Former Trump aide and far right campaigner Steve Bannon has revealed that he is a major investor in bitcoin.
Bannon believes blockchain is the technology of the future and he told the New York Times that he has a “good stake” in bitcoin he is betting on it to give investors like himself power and influence.
“It’s disruptive populism,” Mr Bannon said. “It takes control back from central authorities. It’s revolutionary.
“It was pretty obvious to me that unless you got somehow control over your currency, all these political movements were going to be beholden to who controlled the currency.”
Bannon spearheaded the unconventional campaign that won Trump the presidency and he was the White House Chief Strategist until he was fired last August after he fell out with President Trump.

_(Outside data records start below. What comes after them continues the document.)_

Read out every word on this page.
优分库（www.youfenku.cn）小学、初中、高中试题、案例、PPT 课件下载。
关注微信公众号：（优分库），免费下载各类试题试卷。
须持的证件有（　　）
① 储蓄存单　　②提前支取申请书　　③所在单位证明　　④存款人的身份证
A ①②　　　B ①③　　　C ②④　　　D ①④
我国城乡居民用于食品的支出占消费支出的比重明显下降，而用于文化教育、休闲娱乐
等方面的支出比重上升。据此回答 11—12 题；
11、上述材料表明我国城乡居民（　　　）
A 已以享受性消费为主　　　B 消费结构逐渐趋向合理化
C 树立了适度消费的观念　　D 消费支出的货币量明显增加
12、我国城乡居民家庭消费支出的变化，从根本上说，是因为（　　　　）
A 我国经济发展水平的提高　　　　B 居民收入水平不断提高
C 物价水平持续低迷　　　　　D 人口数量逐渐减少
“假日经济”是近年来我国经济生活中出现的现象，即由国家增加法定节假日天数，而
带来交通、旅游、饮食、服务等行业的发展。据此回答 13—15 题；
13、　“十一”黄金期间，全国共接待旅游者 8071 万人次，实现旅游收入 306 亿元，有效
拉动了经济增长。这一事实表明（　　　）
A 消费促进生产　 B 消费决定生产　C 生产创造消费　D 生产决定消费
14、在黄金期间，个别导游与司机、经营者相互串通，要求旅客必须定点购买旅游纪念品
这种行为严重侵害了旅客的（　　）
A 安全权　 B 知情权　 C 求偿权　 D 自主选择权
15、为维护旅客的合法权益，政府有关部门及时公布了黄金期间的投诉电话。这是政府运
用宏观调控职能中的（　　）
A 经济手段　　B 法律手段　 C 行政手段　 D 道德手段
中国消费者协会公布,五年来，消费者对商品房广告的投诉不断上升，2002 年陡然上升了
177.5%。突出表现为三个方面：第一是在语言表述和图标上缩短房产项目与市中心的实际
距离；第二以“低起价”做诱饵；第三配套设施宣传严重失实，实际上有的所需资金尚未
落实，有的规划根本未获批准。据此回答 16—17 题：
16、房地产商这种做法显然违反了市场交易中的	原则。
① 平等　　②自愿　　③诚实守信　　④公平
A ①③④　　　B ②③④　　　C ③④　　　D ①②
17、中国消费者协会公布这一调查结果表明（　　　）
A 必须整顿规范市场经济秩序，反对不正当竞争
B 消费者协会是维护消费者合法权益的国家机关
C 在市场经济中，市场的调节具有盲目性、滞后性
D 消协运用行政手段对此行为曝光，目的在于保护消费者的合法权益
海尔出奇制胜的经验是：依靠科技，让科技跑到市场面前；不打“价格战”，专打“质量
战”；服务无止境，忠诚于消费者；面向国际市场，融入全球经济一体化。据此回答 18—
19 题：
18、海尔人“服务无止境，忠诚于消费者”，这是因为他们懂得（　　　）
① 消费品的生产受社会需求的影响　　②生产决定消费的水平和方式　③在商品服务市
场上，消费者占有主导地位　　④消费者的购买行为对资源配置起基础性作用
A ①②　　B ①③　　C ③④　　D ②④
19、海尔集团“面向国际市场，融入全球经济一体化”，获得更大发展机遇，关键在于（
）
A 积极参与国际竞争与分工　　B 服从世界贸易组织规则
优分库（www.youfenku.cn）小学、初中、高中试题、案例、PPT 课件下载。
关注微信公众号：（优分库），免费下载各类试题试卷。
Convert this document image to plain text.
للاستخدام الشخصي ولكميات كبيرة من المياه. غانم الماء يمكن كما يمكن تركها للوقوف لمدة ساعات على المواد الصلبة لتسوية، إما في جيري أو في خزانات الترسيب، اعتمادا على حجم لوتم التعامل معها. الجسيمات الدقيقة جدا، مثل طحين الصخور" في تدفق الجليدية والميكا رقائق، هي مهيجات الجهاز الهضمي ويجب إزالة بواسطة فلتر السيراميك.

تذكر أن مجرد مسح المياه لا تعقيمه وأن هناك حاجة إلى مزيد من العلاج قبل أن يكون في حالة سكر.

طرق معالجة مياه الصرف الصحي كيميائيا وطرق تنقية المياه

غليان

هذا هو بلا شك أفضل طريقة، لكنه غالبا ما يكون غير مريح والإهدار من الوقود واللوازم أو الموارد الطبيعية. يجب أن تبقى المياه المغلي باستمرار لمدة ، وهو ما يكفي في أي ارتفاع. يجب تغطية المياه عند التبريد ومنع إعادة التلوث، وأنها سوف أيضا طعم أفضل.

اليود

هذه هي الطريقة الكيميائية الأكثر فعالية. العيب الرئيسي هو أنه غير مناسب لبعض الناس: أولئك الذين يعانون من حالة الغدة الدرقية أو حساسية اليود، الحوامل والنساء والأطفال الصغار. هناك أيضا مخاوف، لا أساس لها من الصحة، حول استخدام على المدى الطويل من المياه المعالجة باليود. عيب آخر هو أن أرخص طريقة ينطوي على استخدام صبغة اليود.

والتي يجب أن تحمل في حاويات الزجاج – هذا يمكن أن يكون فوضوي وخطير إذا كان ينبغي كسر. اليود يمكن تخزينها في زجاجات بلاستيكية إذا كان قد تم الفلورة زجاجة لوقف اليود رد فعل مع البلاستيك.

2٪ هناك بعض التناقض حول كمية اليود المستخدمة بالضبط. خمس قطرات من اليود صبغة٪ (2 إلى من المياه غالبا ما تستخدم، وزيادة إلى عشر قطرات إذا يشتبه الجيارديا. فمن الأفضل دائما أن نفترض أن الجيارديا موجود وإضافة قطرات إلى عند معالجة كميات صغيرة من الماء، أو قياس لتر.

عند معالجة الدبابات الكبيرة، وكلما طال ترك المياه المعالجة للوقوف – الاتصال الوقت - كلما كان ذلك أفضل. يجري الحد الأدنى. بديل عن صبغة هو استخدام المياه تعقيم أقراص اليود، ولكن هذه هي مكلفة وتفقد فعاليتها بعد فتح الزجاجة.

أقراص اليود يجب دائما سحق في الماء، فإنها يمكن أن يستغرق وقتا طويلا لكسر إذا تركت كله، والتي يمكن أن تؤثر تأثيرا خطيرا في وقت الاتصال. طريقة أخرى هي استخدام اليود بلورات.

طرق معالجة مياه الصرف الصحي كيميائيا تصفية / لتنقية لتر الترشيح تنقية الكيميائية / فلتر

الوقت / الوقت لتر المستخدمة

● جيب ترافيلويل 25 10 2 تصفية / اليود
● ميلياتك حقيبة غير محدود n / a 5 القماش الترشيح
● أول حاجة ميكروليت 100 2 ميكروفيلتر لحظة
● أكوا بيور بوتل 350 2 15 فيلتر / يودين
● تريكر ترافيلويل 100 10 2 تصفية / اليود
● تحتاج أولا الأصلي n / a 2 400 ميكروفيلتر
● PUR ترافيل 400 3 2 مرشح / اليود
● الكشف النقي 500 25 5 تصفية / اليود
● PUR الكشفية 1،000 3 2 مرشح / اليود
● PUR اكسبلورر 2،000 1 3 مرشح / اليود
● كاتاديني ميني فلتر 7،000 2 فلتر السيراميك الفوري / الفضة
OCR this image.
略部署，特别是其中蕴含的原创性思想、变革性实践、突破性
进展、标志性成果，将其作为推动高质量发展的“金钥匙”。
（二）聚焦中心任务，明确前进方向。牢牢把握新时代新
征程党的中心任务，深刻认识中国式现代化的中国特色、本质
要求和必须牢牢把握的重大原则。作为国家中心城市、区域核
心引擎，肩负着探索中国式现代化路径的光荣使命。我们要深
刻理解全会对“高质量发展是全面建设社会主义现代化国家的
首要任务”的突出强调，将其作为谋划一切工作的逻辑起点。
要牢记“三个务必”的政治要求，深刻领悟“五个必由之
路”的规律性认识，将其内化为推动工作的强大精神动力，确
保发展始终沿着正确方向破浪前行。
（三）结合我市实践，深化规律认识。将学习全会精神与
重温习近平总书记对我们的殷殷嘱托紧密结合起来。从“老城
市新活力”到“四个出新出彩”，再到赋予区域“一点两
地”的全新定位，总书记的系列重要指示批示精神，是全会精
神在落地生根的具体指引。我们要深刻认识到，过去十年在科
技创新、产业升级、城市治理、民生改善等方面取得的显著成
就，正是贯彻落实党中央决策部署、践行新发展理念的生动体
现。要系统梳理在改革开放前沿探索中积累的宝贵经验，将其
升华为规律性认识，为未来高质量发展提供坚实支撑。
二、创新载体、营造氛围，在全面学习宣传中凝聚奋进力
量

Bannon is the founder of Breitbart News but he is perhaps best known for promoting a brand of libertarian and alt right politics that has brought him much condemnation from democrats and even his own republican party.
He told the New York Times about plans to create his own cryptocurrency to be known as the “Deplorable Coin” after a name that references Hillary Clinton’s dismissal of some of Trump’s supporters during the presidential campaign as “deplorables.”
Bannon said further that plans were underway to launch an Initial Coin Offering through his investment firm Bannon & Company. Adding that he was already in talks with a number of hedge fund managers.
Bannon also hailed the move by certain countries to launch their own digital coins backed by national wealth, such as one in Italy which is backed by local marble deposits.
Initial coin offerings like the one Bannon is planning have come under the heaviest of regulatory scrutiny from the SEC in recent times, with the commission sending out subpoenas to companies launching their own offerings.
And while the Exchange Commission recently issued a ruling declaring that bitcoin was sufficiently decentralized and cannot be subject to regulatory control, it said that several other digital other currencies were securities that would require government regulation. Indeed, SEC chairman Jay Clayton is of the opinion that many initial coin offerings are unregistered and illegal.